Der Unabhängige Verwaltungssenat des Landes Oberösterreich hat durch sein Mit­glied Dr. Ewald Langeder über die Berufung des L G W, N, I, vertreten durch Rechtsanwalt Dr. K & U, F, M, gegen das Straferkenntnis des Bürgermeisters der Stadt Wels vom 15. Jänner 2008, Zl. BG-BauR-7117-2007g Ma, zu Recht erkannt:

I.                  Der (Straf-)Berufung wird Folge gegeben, die Geldstrafe auf 200 Euro und die Ersatzfreiheitsstrafe auf 17 Stunden herabgesetzt.

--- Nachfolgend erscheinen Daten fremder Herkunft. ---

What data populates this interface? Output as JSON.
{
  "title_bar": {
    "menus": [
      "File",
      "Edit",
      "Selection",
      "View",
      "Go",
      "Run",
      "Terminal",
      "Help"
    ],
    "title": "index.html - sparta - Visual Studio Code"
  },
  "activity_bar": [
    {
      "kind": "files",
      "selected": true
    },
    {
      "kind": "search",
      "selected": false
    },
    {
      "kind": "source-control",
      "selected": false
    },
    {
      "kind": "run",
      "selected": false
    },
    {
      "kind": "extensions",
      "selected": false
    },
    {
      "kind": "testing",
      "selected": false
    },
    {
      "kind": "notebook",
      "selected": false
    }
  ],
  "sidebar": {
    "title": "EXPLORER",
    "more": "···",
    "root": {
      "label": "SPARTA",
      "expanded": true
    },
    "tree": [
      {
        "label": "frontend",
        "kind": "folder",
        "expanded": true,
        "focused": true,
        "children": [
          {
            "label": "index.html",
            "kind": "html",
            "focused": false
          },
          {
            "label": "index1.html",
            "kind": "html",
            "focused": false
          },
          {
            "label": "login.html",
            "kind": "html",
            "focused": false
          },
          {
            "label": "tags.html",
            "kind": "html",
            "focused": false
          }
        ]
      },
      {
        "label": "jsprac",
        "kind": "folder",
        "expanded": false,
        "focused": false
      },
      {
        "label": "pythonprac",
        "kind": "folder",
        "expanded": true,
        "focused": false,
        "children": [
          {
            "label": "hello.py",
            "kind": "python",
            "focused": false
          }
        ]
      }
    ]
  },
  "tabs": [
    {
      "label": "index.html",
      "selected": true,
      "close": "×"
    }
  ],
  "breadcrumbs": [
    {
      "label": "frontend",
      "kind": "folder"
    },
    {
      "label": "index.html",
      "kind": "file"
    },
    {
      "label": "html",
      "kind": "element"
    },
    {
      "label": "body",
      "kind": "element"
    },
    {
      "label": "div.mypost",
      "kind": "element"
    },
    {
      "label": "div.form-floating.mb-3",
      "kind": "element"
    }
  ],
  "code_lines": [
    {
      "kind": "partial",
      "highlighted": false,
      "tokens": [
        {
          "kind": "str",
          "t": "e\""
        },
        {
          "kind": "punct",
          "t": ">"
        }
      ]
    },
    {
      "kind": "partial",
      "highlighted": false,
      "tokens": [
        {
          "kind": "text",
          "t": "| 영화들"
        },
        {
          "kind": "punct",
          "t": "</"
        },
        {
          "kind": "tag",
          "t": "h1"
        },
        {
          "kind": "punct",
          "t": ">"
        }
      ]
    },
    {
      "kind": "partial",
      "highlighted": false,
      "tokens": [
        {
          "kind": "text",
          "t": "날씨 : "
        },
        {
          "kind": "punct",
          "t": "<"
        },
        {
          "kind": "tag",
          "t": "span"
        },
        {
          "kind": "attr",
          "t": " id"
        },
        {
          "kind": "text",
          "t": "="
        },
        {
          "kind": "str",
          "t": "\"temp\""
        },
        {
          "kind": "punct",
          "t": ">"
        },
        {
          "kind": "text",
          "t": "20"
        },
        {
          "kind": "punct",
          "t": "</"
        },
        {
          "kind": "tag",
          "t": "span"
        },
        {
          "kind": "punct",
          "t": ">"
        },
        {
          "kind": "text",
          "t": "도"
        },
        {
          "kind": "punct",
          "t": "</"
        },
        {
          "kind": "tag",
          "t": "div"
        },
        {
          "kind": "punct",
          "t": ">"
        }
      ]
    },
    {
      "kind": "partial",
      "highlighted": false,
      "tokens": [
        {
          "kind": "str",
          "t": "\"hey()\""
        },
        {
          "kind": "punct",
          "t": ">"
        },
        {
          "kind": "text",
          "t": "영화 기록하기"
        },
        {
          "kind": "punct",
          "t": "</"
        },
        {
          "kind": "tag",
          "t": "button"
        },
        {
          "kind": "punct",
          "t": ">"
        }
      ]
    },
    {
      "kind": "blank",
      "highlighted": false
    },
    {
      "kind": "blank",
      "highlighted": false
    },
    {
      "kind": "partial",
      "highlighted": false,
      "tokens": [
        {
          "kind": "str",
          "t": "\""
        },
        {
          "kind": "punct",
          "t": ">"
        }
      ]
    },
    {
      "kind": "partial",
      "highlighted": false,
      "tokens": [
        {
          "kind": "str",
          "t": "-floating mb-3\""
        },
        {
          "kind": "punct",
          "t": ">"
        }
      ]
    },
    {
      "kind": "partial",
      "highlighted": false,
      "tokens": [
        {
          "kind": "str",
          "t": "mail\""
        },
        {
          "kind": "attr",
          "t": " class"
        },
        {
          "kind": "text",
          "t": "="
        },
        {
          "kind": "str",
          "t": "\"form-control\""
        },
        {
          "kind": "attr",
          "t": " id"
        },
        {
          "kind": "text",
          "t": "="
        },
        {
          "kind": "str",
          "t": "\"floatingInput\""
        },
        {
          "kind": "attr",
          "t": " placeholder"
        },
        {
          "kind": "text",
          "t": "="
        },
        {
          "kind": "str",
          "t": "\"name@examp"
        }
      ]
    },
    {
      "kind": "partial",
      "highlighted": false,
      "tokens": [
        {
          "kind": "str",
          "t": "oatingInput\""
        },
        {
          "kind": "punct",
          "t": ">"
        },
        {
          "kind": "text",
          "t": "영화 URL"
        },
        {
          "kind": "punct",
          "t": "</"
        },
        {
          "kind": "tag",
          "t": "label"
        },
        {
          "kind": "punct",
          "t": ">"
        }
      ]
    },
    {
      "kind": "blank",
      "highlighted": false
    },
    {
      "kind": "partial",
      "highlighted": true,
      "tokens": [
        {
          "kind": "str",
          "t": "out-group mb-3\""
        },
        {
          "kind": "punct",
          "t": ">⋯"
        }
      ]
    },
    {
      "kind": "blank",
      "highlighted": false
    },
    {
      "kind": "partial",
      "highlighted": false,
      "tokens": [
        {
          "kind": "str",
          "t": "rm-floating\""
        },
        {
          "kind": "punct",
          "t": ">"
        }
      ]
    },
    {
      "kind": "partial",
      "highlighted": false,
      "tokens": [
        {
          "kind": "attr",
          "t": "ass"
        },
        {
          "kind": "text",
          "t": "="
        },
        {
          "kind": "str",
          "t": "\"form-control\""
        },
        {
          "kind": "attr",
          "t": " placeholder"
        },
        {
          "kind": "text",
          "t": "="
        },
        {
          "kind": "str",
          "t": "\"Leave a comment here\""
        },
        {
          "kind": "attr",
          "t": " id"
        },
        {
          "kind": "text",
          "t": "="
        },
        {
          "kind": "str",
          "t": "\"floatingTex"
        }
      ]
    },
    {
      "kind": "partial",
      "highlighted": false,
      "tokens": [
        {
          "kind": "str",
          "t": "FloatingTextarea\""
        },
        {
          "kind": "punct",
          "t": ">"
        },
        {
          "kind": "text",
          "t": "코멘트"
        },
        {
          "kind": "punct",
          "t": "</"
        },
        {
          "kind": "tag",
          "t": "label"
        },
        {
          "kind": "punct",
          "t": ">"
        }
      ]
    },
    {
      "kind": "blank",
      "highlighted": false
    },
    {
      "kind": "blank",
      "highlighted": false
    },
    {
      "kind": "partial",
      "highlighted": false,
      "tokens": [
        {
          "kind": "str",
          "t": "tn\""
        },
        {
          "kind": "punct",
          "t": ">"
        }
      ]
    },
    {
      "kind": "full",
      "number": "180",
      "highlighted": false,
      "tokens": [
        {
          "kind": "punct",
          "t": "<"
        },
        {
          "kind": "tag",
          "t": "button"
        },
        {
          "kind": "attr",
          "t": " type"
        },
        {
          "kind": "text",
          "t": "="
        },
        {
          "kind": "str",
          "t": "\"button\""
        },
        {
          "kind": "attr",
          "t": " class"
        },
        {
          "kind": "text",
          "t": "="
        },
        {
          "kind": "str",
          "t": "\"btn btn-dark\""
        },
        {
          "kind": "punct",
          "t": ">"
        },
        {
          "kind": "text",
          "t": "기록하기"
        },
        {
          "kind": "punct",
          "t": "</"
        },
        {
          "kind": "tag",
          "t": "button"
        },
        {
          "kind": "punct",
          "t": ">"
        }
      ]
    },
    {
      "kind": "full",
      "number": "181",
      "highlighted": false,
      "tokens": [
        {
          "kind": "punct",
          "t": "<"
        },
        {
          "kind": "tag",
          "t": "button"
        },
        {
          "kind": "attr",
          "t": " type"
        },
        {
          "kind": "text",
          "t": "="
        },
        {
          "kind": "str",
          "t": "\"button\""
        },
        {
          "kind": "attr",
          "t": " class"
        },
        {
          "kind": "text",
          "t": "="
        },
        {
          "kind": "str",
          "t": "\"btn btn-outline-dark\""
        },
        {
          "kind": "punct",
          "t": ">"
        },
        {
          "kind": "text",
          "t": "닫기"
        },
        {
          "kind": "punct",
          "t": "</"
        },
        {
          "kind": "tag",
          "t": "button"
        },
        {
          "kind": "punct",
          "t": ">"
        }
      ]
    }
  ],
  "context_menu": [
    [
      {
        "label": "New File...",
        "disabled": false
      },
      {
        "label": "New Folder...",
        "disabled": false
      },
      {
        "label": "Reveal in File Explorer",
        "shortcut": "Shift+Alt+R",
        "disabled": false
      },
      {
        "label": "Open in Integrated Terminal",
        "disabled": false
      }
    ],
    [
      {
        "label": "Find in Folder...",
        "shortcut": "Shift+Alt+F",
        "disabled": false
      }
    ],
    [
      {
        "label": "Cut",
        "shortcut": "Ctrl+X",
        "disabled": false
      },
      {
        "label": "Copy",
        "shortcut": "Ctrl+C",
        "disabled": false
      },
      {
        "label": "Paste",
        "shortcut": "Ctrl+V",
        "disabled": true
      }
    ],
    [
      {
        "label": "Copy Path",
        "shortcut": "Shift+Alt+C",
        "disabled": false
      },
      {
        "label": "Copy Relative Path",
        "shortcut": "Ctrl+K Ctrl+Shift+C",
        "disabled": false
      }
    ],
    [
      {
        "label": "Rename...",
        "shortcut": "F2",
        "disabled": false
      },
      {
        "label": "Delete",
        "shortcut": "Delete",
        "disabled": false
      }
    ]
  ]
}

Der Spruch des angefochtenen Bescheides ist dahingehend zu ergänzen, dass nach der Wortfolge "ohne dass die für die Benützung von Autobahnen vorgeschriebene fahrleistungs­abhängige Maut" und vor den Wörtern "entrichtet wurde" das Wort "ordnungsgemäß" eingefügt wird.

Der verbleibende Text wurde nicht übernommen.